ただし、腹痛や食欲不振、せきの背景には、消化器や呼吸器の病気などが隠れていることがあります。症状が強い長引く、または悪化する場合は受診を優先してください。

含まれる成分(分かる範囲で)

陳皮(ちんぴ)には、フラボノイド類(ヘスペリジンなど)や精油成分が含まれています。

これらの成分について研究は進められていますが、研究段階の報告もあり、成分から効果を断定することはできません。

材料(基原)・どこから作られる?

陳皮(ちんぴ)は、ミカン科植物の果皮を乾燥させて作られます。

  • 食品とは異なり、医薬品として品質や規格が管理されています。
  • 産地や保存期間、加工方法の違いにより、品質に差が生じることがあります。

製品について不明な点がある場合は、医師・薬剤師に確認してください。

注意点・副作用・受診の目安

陳皮(ちんぴ)を含む漢方薬がすべての人に合うとは限りません。体質・体調・併用薬によって注意が必要なことがあります。
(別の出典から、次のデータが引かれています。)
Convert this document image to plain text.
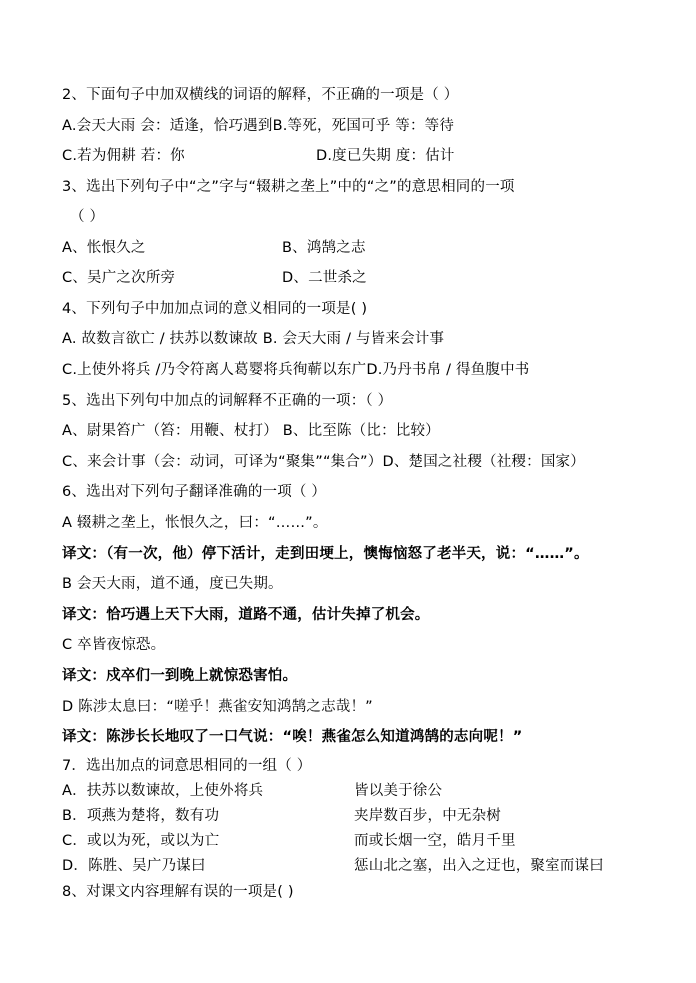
2、下面句子中加双横线的词语的解释，不正确的一项是（ ）
A.会天大雨 会：适逢，恰巧遇到B.等死，死国可乎 等：等待
C.若为佣耕 若：你	D.度已失期 度：估计
3、选出下列句子中“之”字与“辍耕之垄上”中的“之”的意思相同的一项
（ ）
A、怅恨久之	B、鸿鹄之志
C、吴广之次所旁	D、二世杀之
4、下列句子中加加点词的意义相同的一项是( )
A. 故数言欲亡 / 扶苏以数谏故 B. 会天大雨 / 与皆来会计事
C.上使外将兵 /乃令符离人葛婴将兵徇蕲以东广D.乃丹书帛 / 得鱼腹中书
5、选出下列句中加点的词解释不正确的一项：（ ）
A、尉果笞广（笞：用鞭、杖打） B、比至陈（比：比较）
C、来会计事（会：动词，可译为“聚集”“集合”）D、楚国之社稷（社稷：国家）
6、选出对下列句子翻译准确的一项（ ）
A 辍耕之垄上，怅恨久之，曰：“……”。
译文：（有一次，他）停下活计，走到田埂上，懊悔恼怒了老半天，说：“……”。
B 会天大雨，道不通，度已失期。
译文：恰巧遇上天下大雨，道路不通，估计失掉了机会。
C 卒皆夜惊恐。
译文：戍卒们一到晚上就惊恐害怕。
D 陈涉太息曰：“嗟乎！燕雀安知鸿鹄之志哉！”
译文：陈涉长长地叹了一口气说：“唉！燕雀怎么知道鸿鹄的志向呢！”
7．选出加点的词意思相同的一组（ ）
A．扶苏以数谏故，上使外将兵	皆以美于徐公
B．项燕为楚将，数有功	夹岸数百步，中无杂树
C．或以为死，或以为亡	而或长烟一空，皓月千里
D．陈胜、吴广乃谋曰	惩山北之塞，出入之迂也，聚室而谋曰
8、对课文内容理解有误的一项是( )
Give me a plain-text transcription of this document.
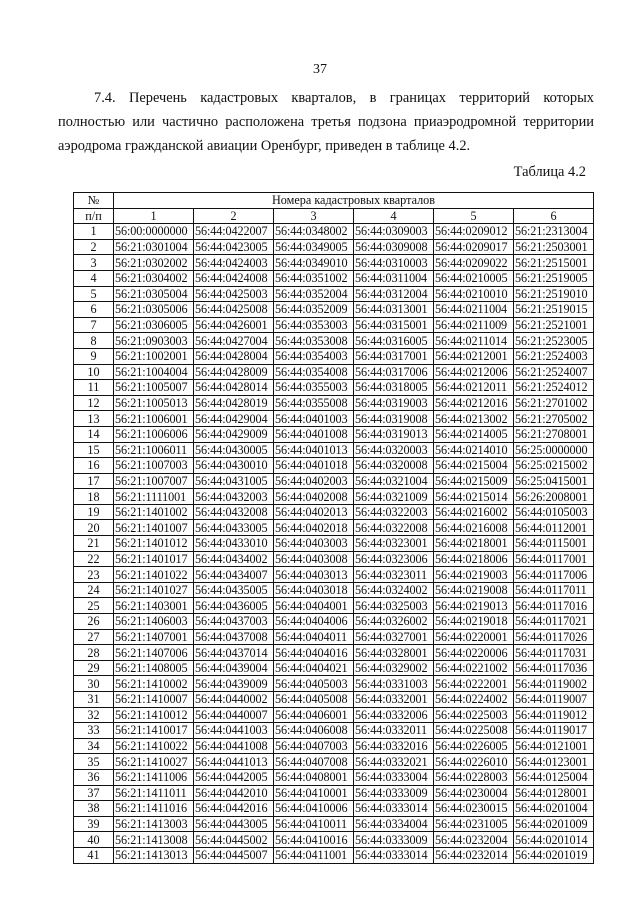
37
7.4. Перечень кадастровых кварталов, в границах территорий которых
полностью или частично расположена третья подзона приаэродромной территории
аэродрома гражданской авиации Оренбург, приведен в таблице 4.2.
Таблица 4.2
№	Номера кадастровых кварталов					
п/п	1	2	3	4	5	6
1	56:00:0000000	56:44:0422007	56:44:0348002	56:44:0309003	56:44:0209012	56:21:2313004
2	56:21:0301004	56:44:0423005	56:44:0349005	56:44:0309008	56:44:0209017	56:21:2503001
3	56:21:0302002	56:44:0424003	56:44:0349010	56:44:0310003	56:44:0209022	56:21:2515001
4	56:21:0304002	56:44:0424008	56:44:0351002	56:44:0311004	56:44:0210005	56:21:2519005
5	56:21:0305004	56:44:0425003	56:44:0352004	56:44:0312004	56:44:0210010	56:21:2519010
6	56:21:0305006	56:44:0425008	56:44:0352009	56:44:0313001	56:44:0211004	56:21:2519015
7	56:21:0306005	56:44:0426001	56:44:0353003	56:44:0315001	56:44:0211009	56:21:2521001
8	56:21:0903003	56:44:0427004	56:44:0353008	56:44:0316005	56:44:0211014	56:21:2523005
9	56:21:1002001	56:44:0428004	56:44:0354003	56:44:0317001	56:44:0212001	56:21:2524003
10	56:21:1004004	56:44:0428009	56:44:0354008	56:44:0317006	56:44:0212006	56:21:2524007
11	56:21:1005007	56:44:0428014	56:44:0355003	56:44:0318005	56:44:0212011	56:21:2524012
12	56:21:1005013	56:44:0428019	56:44:0355008	56:44:0319003	56:44:0212016	56:21:2701002
13	56:21:1006001	56:44:0429004	56:44:0401003	56:44:0319008	56:44:0213002	56:21:2705002
14	56:21:1006006	56:44:0429009	56:44:0401008	56:44:0319013	56:44:0214005	56:21:2708001
15	56:21:1006011	56:44:0430005	56:44:0401013	56:44:0320003	56:44:0214010	56:25:0000000
16	56:21:1007003	56:44:0430010	56:44:0401018	56:44:0320008	56:44:0215004	56:25:0215002
17	56:21:1007007	56:44:0431005	56:44:0402003	56:44:0321004	56:44:0215009	56:25:0415001
18	56:21:1111001	56:44:0432003	56:44:0402008	56:44:0321009	56:44:0215014	56:26:2008001
19	56:21:1401002	56:44:0432008	56:44:0402013	56:44:0322003	56:44:0216002	56:44:0105003
20	56:21:1401007	56:44:0433005	56:44:0402018	56:44:0322008	56:44:0216008	56:44:0112001
21	56:21:1401012	56:44:0433010	56:44:0403003	56:44:0323001	56:44:0218001	56:44:0115001
22	56:21:1401017	56:44:0434002	56:44:0403008	56:44:0323006	56:44:0218006	56:44:0117001
23	56:21:1401022	56:44:0434007	56:44:0403013	56:44:0323011	56:44:0219003	56:44:0117006
24	56:21:1401027	56:44:0435005	56:44:0403018	56:44:0324002	56:44:0219008	56:44:0117011
25	56:21:1403001	56:44:0436005	56:44:0404001	56:44:0325003	56:44:0219013	56:44:0117016
26	56:21:1406003	56:44:0437003	56:44:0404006	56:44:0326002	56:44:0219018	56:44:0117021
27	56:21:1407001	56:44:0437008	56:44:0404011	56:44:0327001	56:44:0220001	56:44:0117026
28	56:21:1407006	56:44:0437014	56:44:0404016	56:44:0328001	56:44:0220006	56:44:0117031
29	56:21:1408005	56:44:0439004	56:44:0404021	56:44:0329002	56:44:0221002	56:44:0117036
30	56:21:1410002	56:44:0439009	56:44:0405003	56:44:0331003	56:44:0222001	56:44:0119002
31	56:21:1410007	56:44:0440002	56:44:0405008	56:44:0332001	56:44:0224002	56:44:0119007
32	56:21:1410012	56:44:0440007	56:44:0406001	56:44:0332006	56:44:0225003	56:44:0119012
33	56:21:1410017	56:44:0441003	56:44:0406008	56:44:0332011	56:44:0225008	56:44:0119017
34	56:21:1410022	56:44:0441008	56:44:0407003	56:44:0332016	56:44:0226005	56:44:0121001
35	56:21:1410027	56:44:0441013	56:44:0407008	56:44:0332021	56:44:0226010	56:44:0123001
36	56:21:1411006	56:44:0442005	56:44:0408001	56:44:0333004	56:44:0228003	56:44:0125004
37	56:21:1411011	56:44:0442010	56:44:0410001	56:44:0333009	56:44:0230004	56:44:0128001
38	56:21:1411016	56:44:0442016	56:44:0410006	56:44:0333014	56:44:0230015	56:44:0201004
39	56:21:1413003	56:44:0443005	56:44:0410011	56:44:0334004	56:44:0231005	56:44:0201009
40	56:21:1413008	56:44:0445002	56:44:0410016	56:44:0333009	56:44:0232004	56:44:0201014
41	56:21:1413013	56:44:0445007	56:44:0411001	56:44:0333014	56:44:0232014	56:44:0201019
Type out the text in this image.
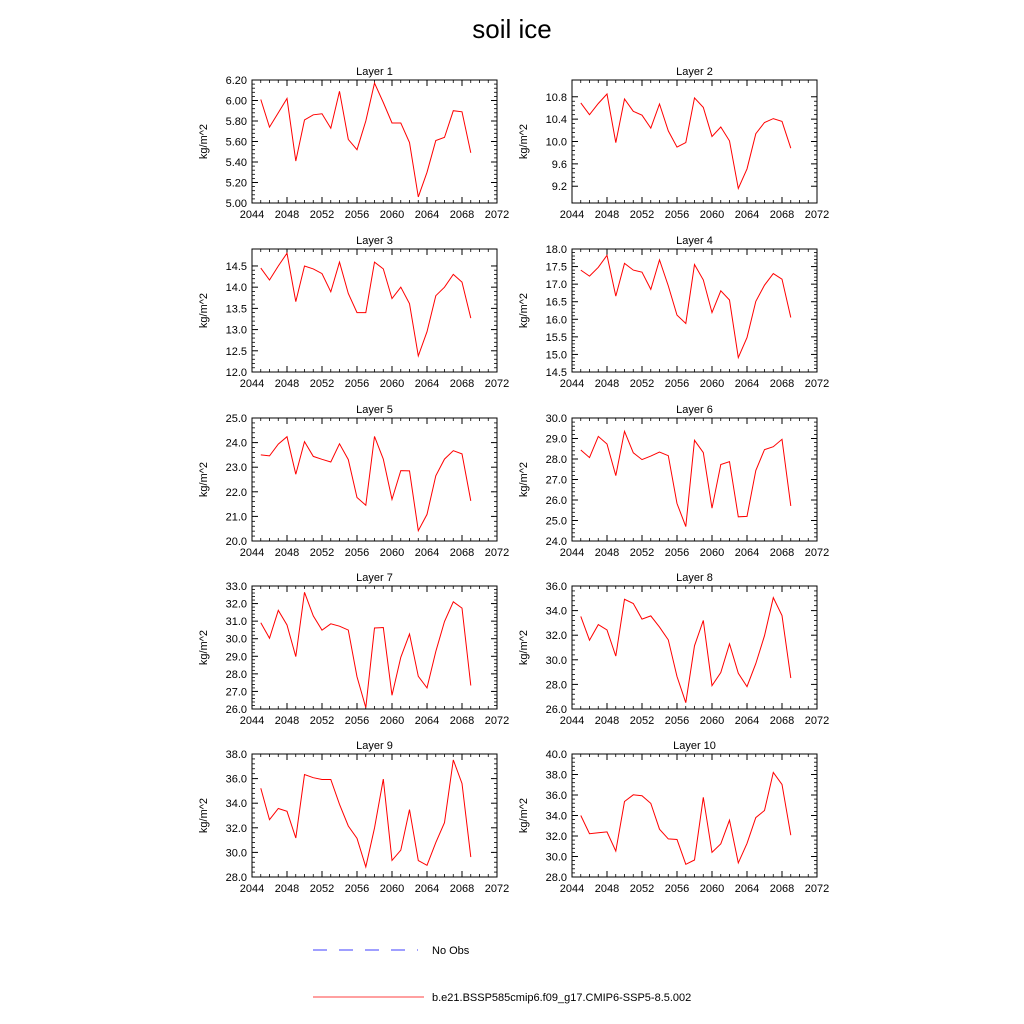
soil ice
Layer 1
kg/m^2
2044 2048 2052 2056 2060 2064 2068 2072
5.00
5.20
5.40
5.60
5.80
6.00
6.20
Layer 2
kg/m^2
2044 2048 2052 2056 2060 2064 2068 2072
9.2
9.6
10.0
10.4
10.8
Layer 3
kg/m^2
2044 2048 2052 2056 2060 2064 2068 2072
12.0
12.5
13.0
13.5
14.0
14.5
Layer 4
kg/m^2
2044 2048 2052 2056 2060 2064 2068 2072
14.5
15.0
15.5
16.0
16.5
17.0
17.5
18.0
Layer 5
kg/m^2
2044 2048 2052 2056 2060 2064 2068 2072
20.0
21.0
22.0
23.0
24.0
25.0
Layer 6
kg/m^2
2044 2048 2052 2056 2060 2064 2068 2072
24.0
25.0
26.0
27.0
28.0
29.0
30.0
Layer 7
kg/m^2
2044 2048 2052 2056 2060 2064 2068 2072
26.0
27.0
28.0
29.0
30.0
31.0
32.0
33.0
Layer 8
kg/m^2
2044 2048 2052 2056 2060 2064 2068 2072
26.0
28.0
30.0
32.0
34.0
36.0
Layer 9
kg/m^2
2044 2048 2052 2056 2060 2064 2068 2072
28.0
30.0
32.0
34.0
36.0
38.0
Layer 10
kg/m^2
2044 2048 2052 2056 2060 2064 2068 2072
28.0
30.0
32.0
34.0
36.0
38.0
40.0
No Obs
b.e21.BSSP585cmip6.f09_g17.CMIP6-SSP5-8.5.002
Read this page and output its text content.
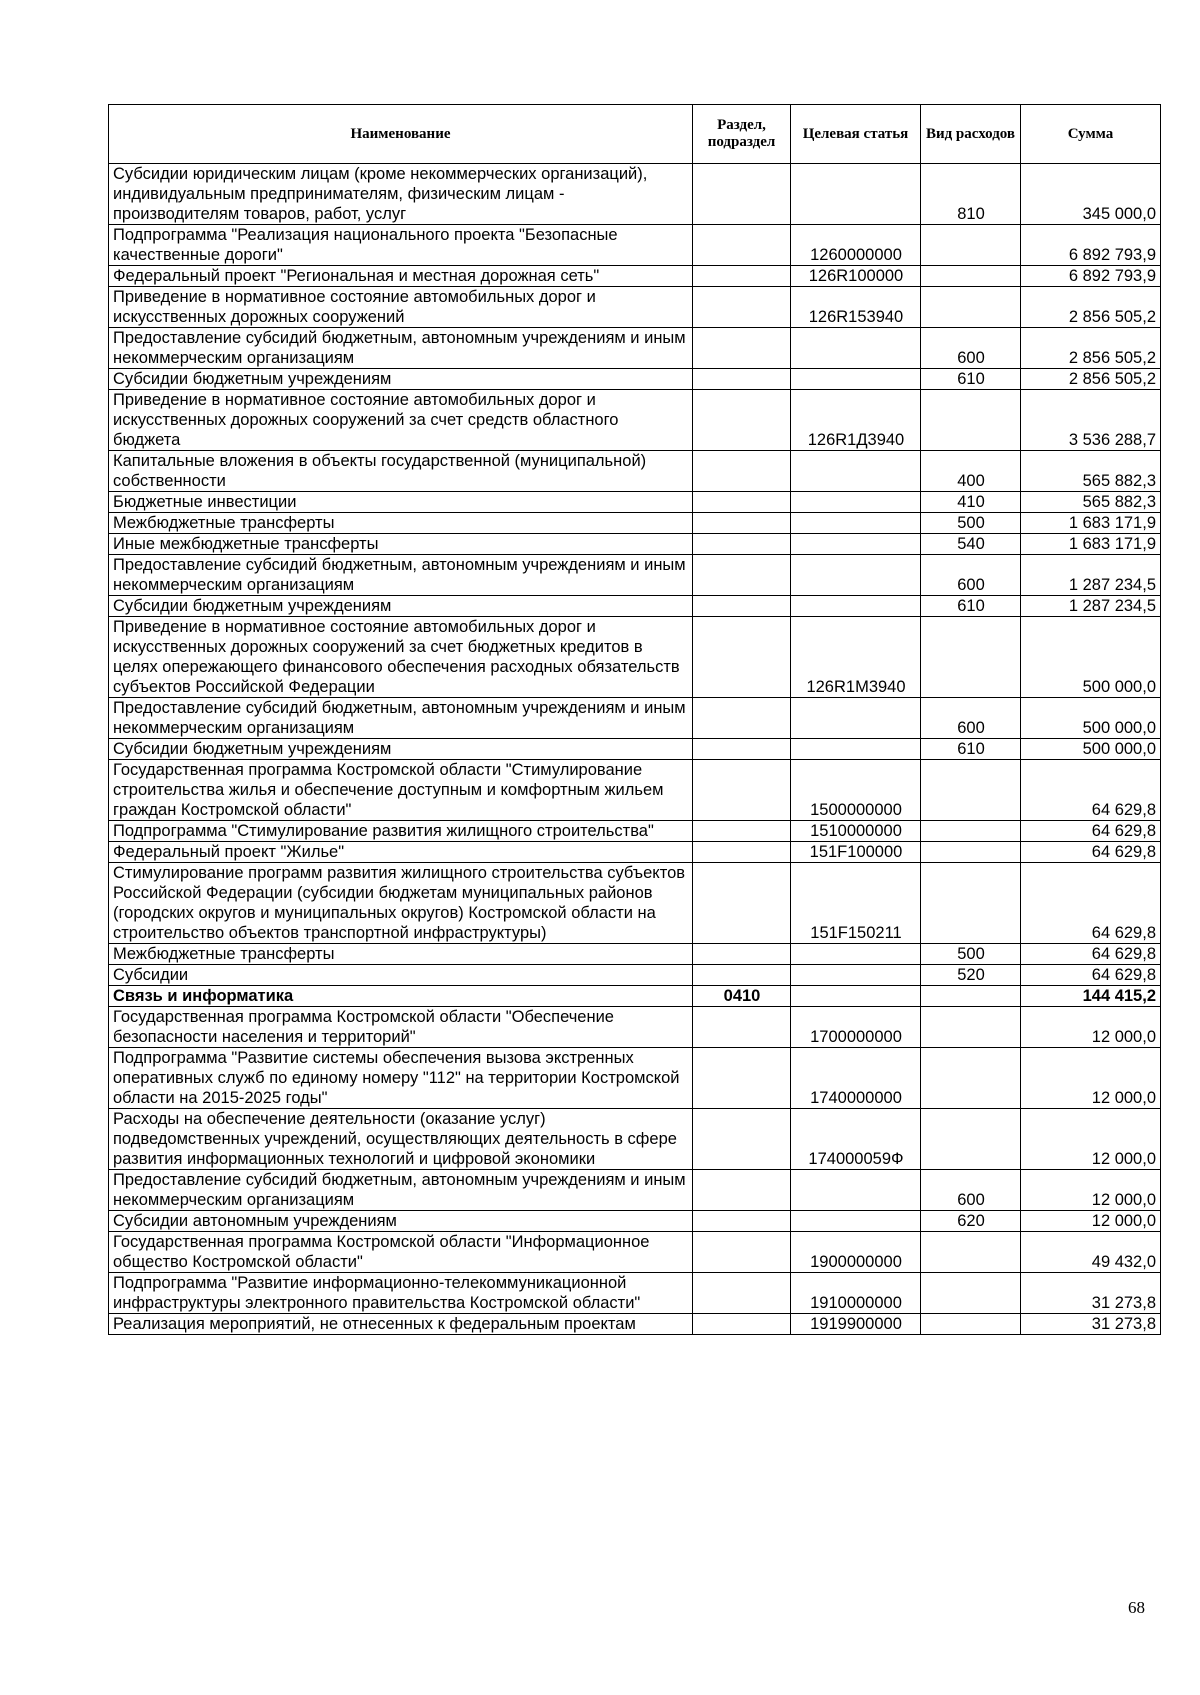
Наименование	Раздел, подраздел	Целевая статья	Вид расходов	Сумма
Субсидии юридическим лицам (кроме некоммерческих организаций), индивидуальным предпринимателям, физическим лицам - производителям товаров, работ, услуг			810	345 000,0
Подпрограмма "Реализация национального проекта "Безопасные качественные дороги"		1260000000		6 892 793,9
Федеральный проект "Региональная и местная дорожная сеть"		126R100000		6 892 793,9
Приведение в нормативное состояние автомобильных дорог и искусственных дорожных сооружений		126R153940		2 856 505,2
Предоставление субсидий бюджетным, автономным учреждениям и иным некоммерческим организациям			600	2 856 505,2
Субсидии бюджетным учреждениям			610	2 856 505,2
Приведение в нормативное состояние автомобильных дорог и искусственных дорожных сооружений за счет средств областного бюджета		126R1Д3940		3 536 288,7
Капитальные вложения в объекты государственной (муниципальной) собственности			400	565 882,3
Бюджетные инвестиции			410	565 882,3
Межбюджетные трансферты			500	1 683 171,9
Иные межбюджетные трансферты			540	1 683 171,9
Предоставление субсидий бюджетным, автономным учреждениям и иным некоммерческим организациям			600	1 287 234,5
Субсидии бюджетным учреждениям			610	1 287 234,5
Приведение в нормативное состояние автомобильных дорог и искусственных дорожных сооружений за счет бюджетных кредитов в целях опережающего финансового обеспечения расходных обязательств субъектов Российской Федерации		126R1М3940		500 000,0
Предоставление субсидий бюджетным, автономным учреждениям и иным некоммерческим организациям			600	500 000,0
Субсидии бюджетным учреждениям			610	500 000,0
Государственная программа Костромской области "Стимулирование строительства жилья и обеспечение доступным и комфортным жильем граждан Костромской области"		1500000000		64 629,8
Подпрограмма "Стимулирование развития жилищного строительства"		1510000000		64 629,8
Федеральный проект "Жилье"		151F100000		64 629,8
Стимулирование программ развития жилищного строительства субъектов Российской Федерации (субсидии бюджетам муниципальных районов (городских округов и муниципальных округов) Костромской области на строительство объектов транспортной инфраструктуры)		151F150211		64 629,8
Межбюджетные трансферты			500	64 629,8
Субсидии			520	64 629,8
Связь и информатика	0410			144 415,2
Государственная программа Костромской области "Обеспечение безопасности населения и территорий"		1700000000		12 000,0
Подпрограмма "Развитие системы обеспечения вызова экстренных оперативных служб по единому номеру "112" на территории Костромской области на 2015-2025 годы"		1740000000		12 000,0
Расходы на обеспечение деятельности (оказание услуг) подведомственных учреждений, осуществляющих деятельность в сфере развития информационных технологий и цифровой экономики		174000059Ф		12 000,0
Предоставление субсидий бюджетным, автономным учреждениям и иным некоммерческим организациям			600	12 000,0
Субсидии автономным учреждениям			620	12 000,0
Государственная программа Костромской области "Информационное общество Костромской области"		1900000000		49 432,0
Подпрограмма "Развитие информационно-телекоммуникационной инфраструктуры электронного правительства Костромской области"		1910000000		31 273,8
Реализация мероприятий, не отнесенных к федеральным проектам		1919900000		31 273,8
68
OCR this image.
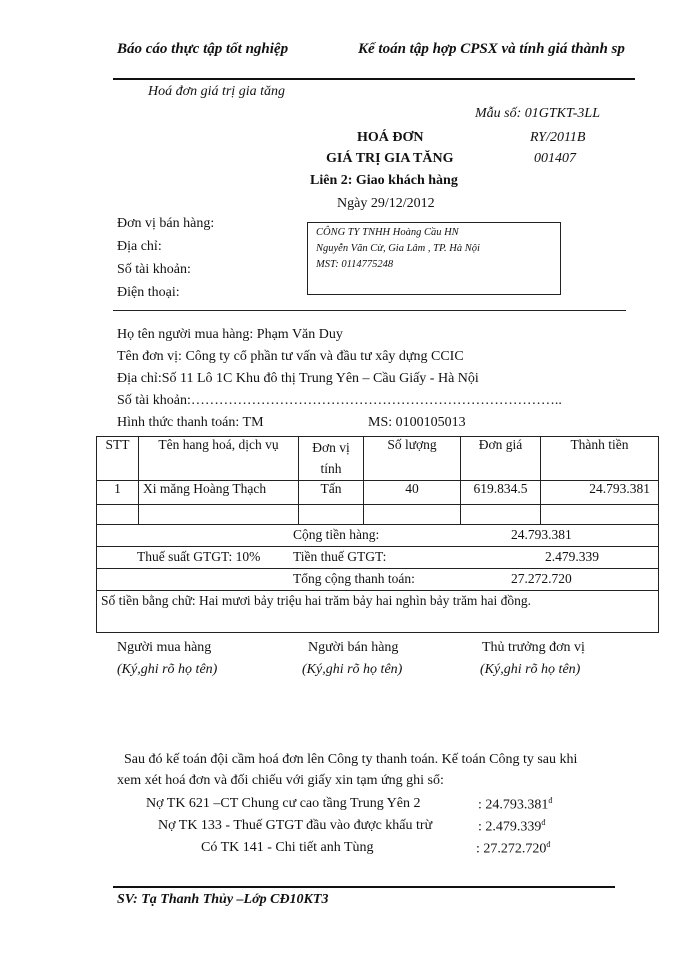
Báo cáo thực tập tốt nghiệp	Kế toán tập hợp CPSX và tính giá thành sp
Hoá đơn giá trị gia tăng
Mẫu số: 01GTKT-3LL
HOÁ ĐƠN	RY/2011B
GIÁ TRỊ GIA TĂNG	001407
Liên 2: Giao khách hàng
Ngày 29/12/2012
Đơn vị bán hàng:
Địa chỉ:
Số tài khoản:
Điện thoại:
CÔNG TY TNHH Hoàng Cầu HN
Nguyễn Văn Cừ, Gia Lâm , TP. Hà Nội
MST: 0114775248
Họ tên người mua hàng: Phạm Văn Duy
Tên đơn vị: Công ty cổ phần tư vấn và đầu tư xây dựng CCIC
Địa chỉ:Số 11 Lô 1C Khu đô thị Trung Yên – Cầu Giấy - Hà Nội
Số tài khoản:……………………………………………………………………..
Hình thức thanh toán: TM	MS: 0100105013
STT	Tên hang hoá, dịch vụ	Đơn vị tính	Số lượng	Đơn giá	Thành tiền
1	Xi măng Hoàng Thạch	Tấn	40	619.834.5	24.793.381

Cộng tiền hàng: 24.793.381					

Thuế suất GTGT: 10% Tiền thuế GTGT: 2.479.339					

Tổng cộng thanh toán: 27.272.720					

Số tiền bằng chữ: Hai mươi bảy triệu hai trăm bảy hai nghìn bảy trăm hai đồng.					
Người mua hàng
(Ký,ghi rõ họ tên)
Người bán hàng
(Ký,ghi rõ họ tên)
Thủ trưởng đơn vị
(Ký,ghi rõ họ tên)
Sau đó kế toán đội cầm hoá đơn lên Công ty thanh toán. Kế toán Công ty sau khi
xem xét hoá đơn và đối chiếu với giấy xin tạm ứng ghi sổ:
Nợ TK 621 –CT Chung cư cao tầng Trung Yên 2	: $24.793.381^đ$
Nợ TK 133 - Thuế GTGT đầu vào được khấu trừ	: $2.479.339^đ$
Có TK 141 - Chi tiết anh Tùng	: $27.272.720^đ$
SV: Tạ Thanh Thủy –Lớp CĐ10KT3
  • 妊娠授乳中・小児・高齢の方・持病のある方・服薬中の方は、使用前に医師・薬剤師へ相談してください。
  • 腹痛、吐き気、下痢などの胃腸症状や、発疹・かゆみなどのアレルギー症状が出た場合は使用を中止し、医師・薬剤師に相談してください。

受診の目安(次のような場合は早めに受診)

  • 強い腹痛、繰り返す嘔吐、血便や黒色便がある
  • 食欲不振が続く、体重減少がみられる
  • 強いせき、息苦しさ、血の混じった痰が出る
  • 症状が数日以上改善しない、または悪化する

自己判断で長期連用しないでください。増量や継続についても、必ず医師・薬剤師に相談してください。

「副作用はない」「安全」と言い切ることはできません。

この生薬が含まれる代表的な漢方薬



まとめ

陳皮(ちんぴ)は、胃の不快感や食欲不振、せきなどが話題になる処方に用いられることがある生薬です(断定はできません)。

みかんの果皮を乾燥させた生薬であり、食品とは同じ感覚で扱いません。

強い腹痛・持続するせき・体重減少がある場合は受診を優先し、医師・薬剤師に相談してください。